We left with our heads held high, against the odds, even playing one last game of cricket in the space, and making a Best Wishes Demo.Tape to soundtrack the night.


Best Wishes

As we have talked about extensively for the last few years, what follows is not about erasing all the journeys, work, learning and contribution that bought us here. Archiving as much of Impact Hub Birmingham as possible has been very important to us in a world where we are constantly encouraged to start shiny new things, pursue simplistic elevator pitches, to attribute work to one person or one team, simplify ‘business advice’ to one day workshops, or an entire canvas to design your future.

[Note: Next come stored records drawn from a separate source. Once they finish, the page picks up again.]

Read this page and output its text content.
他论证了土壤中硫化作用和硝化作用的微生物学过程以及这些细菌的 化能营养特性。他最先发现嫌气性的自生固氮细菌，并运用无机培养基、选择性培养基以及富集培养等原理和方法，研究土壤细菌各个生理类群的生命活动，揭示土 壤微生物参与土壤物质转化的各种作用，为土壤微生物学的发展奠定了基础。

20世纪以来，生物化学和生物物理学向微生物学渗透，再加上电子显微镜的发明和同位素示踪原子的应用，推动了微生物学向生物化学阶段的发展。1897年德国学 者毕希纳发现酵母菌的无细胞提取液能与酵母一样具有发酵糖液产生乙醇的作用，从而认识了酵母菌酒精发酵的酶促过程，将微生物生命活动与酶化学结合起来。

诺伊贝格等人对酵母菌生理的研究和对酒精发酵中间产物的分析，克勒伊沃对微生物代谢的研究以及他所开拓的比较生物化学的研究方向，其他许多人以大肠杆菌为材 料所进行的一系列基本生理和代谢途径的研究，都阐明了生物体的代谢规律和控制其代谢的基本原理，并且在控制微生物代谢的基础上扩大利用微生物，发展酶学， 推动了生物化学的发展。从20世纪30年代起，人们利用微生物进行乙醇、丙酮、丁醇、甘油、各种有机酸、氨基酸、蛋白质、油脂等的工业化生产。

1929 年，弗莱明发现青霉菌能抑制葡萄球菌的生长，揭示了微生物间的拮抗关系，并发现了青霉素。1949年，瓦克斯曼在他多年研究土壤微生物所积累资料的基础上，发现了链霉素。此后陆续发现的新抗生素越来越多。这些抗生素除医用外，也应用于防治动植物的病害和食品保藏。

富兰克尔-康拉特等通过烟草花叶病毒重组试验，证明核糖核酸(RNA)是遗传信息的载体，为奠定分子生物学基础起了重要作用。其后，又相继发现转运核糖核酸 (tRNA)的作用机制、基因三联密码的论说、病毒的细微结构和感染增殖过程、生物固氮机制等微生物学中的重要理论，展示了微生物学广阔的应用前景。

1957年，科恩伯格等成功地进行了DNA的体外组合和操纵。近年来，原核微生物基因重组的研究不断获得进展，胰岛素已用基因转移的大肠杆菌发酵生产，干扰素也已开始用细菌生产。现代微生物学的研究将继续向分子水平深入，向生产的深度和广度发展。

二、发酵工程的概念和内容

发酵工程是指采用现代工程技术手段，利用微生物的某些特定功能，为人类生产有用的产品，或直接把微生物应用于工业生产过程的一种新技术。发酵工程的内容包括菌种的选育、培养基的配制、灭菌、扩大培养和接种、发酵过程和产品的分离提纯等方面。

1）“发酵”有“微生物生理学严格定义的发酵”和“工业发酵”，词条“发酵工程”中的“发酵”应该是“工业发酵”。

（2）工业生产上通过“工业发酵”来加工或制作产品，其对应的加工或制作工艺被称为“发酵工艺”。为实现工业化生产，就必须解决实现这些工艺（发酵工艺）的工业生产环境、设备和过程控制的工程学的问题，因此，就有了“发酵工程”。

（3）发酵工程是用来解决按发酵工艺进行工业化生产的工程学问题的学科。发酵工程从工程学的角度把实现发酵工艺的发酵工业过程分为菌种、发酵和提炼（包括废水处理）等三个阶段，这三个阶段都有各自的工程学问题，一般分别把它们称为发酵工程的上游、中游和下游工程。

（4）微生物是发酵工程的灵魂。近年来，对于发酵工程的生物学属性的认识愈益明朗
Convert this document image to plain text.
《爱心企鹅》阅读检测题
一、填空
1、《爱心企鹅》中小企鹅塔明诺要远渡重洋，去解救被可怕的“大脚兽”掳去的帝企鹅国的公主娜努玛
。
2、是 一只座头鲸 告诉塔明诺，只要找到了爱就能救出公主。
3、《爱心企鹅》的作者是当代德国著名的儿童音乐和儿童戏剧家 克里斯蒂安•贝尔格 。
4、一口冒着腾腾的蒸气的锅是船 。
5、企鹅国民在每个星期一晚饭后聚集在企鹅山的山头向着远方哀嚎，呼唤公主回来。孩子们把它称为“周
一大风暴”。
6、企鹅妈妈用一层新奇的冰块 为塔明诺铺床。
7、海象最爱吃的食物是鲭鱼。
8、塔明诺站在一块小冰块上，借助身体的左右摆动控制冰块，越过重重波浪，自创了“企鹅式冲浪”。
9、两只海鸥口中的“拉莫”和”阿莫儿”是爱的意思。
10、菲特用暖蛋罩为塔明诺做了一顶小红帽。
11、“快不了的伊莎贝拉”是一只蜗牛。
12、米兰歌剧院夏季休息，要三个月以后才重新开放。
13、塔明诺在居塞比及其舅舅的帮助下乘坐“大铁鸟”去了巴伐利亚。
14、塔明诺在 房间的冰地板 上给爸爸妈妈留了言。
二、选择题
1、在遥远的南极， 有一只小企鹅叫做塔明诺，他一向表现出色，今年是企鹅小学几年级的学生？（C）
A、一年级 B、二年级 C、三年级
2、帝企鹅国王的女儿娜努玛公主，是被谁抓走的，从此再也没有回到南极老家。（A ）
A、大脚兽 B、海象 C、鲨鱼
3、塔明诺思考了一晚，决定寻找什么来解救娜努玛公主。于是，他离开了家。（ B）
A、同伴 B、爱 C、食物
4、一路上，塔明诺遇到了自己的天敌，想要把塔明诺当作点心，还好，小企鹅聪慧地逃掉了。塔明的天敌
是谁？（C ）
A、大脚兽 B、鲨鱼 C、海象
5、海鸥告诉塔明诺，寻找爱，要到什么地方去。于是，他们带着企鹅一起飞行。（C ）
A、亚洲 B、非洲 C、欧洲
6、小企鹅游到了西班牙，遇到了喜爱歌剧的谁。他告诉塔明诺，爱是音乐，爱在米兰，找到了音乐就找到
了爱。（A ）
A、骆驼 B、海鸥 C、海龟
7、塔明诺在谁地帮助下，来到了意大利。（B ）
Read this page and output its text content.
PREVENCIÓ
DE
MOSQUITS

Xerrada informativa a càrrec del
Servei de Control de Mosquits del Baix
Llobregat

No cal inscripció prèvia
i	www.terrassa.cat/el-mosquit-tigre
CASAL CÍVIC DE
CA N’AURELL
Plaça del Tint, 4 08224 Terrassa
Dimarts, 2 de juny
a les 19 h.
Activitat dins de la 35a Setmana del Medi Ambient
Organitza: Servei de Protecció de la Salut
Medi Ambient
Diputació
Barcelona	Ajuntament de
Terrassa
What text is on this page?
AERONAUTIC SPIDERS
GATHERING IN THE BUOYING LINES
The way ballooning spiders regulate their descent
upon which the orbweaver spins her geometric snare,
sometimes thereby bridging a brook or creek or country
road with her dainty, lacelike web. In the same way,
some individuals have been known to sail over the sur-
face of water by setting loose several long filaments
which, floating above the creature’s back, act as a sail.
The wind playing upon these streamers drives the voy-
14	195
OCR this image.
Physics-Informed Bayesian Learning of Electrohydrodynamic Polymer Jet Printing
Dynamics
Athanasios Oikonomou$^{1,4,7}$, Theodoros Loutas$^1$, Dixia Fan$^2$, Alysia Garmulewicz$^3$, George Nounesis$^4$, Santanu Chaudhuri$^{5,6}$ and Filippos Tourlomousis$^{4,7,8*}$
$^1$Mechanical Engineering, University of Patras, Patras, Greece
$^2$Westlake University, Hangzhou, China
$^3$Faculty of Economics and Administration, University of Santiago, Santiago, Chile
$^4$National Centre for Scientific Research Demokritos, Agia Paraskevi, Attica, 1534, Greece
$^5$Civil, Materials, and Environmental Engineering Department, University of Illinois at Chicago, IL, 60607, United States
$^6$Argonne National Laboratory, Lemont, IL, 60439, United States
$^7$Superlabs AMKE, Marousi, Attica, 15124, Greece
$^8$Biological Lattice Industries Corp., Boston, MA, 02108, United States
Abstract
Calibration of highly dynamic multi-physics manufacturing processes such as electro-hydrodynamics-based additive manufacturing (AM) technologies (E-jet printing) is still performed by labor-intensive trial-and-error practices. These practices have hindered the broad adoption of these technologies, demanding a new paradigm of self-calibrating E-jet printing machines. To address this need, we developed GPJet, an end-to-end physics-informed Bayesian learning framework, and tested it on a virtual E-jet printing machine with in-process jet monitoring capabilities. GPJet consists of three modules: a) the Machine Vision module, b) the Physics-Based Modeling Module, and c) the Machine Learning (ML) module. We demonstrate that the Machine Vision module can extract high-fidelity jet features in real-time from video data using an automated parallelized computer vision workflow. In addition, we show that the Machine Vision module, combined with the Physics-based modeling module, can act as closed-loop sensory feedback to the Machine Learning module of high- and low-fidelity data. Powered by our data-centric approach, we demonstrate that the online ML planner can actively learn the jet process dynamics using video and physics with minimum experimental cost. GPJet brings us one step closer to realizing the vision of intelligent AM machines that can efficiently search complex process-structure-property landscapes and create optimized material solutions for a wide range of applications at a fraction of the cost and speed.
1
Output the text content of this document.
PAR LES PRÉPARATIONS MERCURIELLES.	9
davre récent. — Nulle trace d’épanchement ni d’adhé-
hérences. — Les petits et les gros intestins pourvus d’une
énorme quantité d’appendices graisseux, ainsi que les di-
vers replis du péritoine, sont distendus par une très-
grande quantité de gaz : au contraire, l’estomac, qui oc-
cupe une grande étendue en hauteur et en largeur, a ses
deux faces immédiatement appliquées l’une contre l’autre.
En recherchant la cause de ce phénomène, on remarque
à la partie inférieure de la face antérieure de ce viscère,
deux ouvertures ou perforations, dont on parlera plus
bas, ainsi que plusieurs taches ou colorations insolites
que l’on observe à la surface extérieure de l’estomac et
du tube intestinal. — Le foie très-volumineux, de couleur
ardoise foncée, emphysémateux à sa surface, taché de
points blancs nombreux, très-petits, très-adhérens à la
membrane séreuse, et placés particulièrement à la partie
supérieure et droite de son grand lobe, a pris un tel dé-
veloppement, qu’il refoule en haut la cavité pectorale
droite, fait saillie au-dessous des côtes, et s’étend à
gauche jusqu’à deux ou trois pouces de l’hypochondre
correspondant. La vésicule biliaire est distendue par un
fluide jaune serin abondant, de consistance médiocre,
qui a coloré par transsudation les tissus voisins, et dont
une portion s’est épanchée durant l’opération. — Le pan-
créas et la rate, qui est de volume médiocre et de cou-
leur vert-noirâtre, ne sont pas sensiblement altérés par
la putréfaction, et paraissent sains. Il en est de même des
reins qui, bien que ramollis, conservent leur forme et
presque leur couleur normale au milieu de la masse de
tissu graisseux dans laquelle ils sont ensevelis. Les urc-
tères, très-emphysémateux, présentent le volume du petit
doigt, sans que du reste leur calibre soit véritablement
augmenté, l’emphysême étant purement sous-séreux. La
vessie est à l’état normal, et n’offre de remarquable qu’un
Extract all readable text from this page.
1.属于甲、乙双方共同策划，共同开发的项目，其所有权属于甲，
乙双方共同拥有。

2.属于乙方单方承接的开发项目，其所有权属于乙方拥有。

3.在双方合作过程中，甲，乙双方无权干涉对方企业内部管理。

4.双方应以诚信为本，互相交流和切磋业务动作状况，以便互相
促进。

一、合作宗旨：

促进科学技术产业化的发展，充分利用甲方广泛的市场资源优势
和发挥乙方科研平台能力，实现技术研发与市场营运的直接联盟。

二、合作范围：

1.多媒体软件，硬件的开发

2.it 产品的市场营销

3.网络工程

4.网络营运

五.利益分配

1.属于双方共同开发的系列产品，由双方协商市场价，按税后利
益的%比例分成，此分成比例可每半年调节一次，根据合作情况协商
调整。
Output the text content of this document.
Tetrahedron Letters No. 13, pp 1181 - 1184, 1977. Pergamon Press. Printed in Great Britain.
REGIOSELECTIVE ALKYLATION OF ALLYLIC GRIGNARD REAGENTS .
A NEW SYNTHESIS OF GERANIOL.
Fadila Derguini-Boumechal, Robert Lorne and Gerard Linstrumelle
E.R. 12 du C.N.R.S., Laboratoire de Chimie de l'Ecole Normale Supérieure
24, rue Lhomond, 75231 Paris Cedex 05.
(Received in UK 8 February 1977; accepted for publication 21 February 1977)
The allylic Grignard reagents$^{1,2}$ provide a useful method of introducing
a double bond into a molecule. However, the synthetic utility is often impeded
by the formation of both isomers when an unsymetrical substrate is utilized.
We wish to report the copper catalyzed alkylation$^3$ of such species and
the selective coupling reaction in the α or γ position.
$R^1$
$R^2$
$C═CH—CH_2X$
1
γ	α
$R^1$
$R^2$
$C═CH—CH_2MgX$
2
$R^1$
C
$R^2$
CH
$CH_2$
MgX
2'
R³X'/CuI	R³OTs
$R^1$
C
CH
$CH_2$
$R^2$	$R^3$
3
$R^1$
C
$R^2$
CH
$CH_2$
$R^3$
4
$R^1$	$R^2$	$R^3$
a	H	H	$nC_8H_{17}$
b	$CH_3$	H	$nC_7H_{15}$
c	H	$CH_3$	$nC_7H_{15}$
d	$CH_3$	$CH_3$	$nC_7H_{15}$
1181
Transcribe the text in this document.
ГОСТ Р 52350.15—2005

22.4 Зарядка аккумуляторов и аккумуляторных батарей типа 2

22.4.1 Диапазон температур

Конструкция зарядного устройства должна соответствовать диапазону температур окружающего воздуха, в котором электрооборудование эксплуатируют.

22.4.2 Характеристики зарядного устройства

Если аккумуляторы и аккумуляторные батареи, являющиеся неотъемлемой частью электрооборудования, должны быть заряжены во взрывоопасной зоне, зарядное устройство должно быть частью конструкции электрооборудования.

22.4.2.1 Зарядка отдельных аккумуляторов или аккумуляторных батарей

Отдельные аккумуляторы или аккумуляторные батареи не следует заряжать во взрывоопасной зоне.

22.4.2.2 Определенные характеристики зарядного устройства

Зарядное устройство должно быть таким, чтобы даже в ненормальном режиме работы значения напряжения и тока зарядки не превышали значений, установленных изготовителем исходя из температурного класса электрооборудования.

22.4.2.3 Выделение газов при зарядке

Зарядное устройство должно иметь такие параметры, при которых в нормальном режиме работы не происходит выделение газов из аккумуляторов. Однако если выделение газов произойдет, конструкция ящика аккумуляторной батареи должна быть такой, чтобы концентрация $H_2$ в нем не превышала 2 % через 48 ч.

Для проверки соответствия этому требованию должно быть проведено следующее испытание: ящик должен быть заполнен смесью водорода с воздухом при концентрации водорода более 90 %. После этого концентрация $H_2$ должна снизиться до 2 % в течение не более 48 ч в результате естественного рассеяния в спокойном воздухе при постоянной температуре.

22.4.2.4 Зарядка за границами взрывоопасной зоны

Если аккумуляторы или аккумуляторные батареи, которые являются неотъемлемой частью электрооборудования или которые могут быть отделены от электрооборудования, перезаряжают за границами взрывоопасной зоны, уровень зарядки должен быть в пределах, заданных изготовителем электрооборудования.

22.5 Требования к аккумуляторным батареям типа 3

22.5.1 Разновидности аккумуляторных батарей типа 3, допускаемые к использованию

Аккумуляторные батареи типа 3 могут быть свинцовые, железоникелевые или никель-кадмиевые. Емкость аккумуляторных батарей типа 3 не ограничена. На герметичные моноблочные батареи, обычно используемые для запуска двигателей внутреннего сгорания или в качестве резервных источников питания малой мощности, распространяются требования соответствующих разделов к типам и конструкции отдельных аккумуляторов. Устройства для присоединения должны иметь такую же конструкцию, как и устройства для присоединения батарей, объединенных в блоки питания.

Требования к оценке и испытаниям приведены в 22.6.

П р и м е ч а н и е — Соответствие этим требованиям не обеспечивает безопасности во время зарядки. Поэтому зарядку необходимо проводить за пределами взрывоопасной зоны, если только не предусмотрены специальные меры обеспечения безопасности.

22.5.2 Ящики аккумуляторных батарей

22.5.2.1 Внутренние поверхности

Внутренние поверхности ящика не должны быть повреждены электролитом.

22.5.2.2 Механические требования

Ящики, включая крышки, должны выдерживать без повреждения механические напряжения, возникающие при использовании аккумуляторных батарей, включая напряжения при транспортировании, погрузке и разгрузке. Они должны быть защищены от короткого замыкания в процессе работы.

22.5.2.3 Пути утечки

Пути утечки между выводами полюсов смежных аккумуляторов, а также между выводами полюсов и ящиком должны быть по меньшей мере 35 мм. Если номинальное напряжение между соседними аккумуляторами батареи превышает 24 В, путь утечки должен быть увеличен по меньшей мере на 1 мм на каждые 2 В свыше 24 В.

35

We know the truth is far more nuanced, made up of 1000s of stories, many different contributors and so many successes, highs, lows, and failures that contribute to that ongoing set of accounts, artefacts, and experiences that make up any one place, venture or idea. Throughout the closing period we invited videos, messages, conversations and creative responses to what Impact Hub Birmingham has meant to you, your work, your ideas, your family, your friendships, anything anyone wanted to share with us as part of an ongoing collective archive to capture and remember what, who and how things came together under this roof and have spread out across the world.


Before CIVIC SQUARE

Throughout 2020 we be tweaking and sharing before.civicsquare.cc, an archive subdomain that brings together as many resources as possible from the Hub / TEDx journey, including the accounts of many people from Best Wishes and more. We hope to continue sharing the story of what it means to repurpose an organisation, to leave behind the things that no longer work, to transform and build on your purpose, for teams to go on long journeys together where you commit to the work which that requires together, when so often our systems don’t often encourage that.

We now leave the Impact Hub network on good, collaborative terms at what feels like exactly the right time, but we have certainly learnt the limitations of a license that ‘owns’ your website, content and brand, and how difficult it makes open sourcing the full journey this far. As the ‘community hub’ movement gathers pace in England, wanting to share the many learnings we have gathered as openly as possible falls somewhat in opposition to us needing to remove every trace of Impact Hub Birmingham from the internet altogether, but we are also happy to be beginning that process independently and creatively, on our own terms.

Everything that has come before for this team, community and movements, including Impact Hub Birmingham, now takes on a new role in moving forward, repositioning itself from the focal points of our lives, to the time before CIVIC SQUARE.

We’re excited to enter a new era, but also want to say one final epic thank you for every single of atom of kindness, belief, generosity, energy, love, and challenge that you brought to Impact Hub Birmingham. It has been an honour, and this has just been the beginning of our commitment to building by, with and for the people of Birmingham.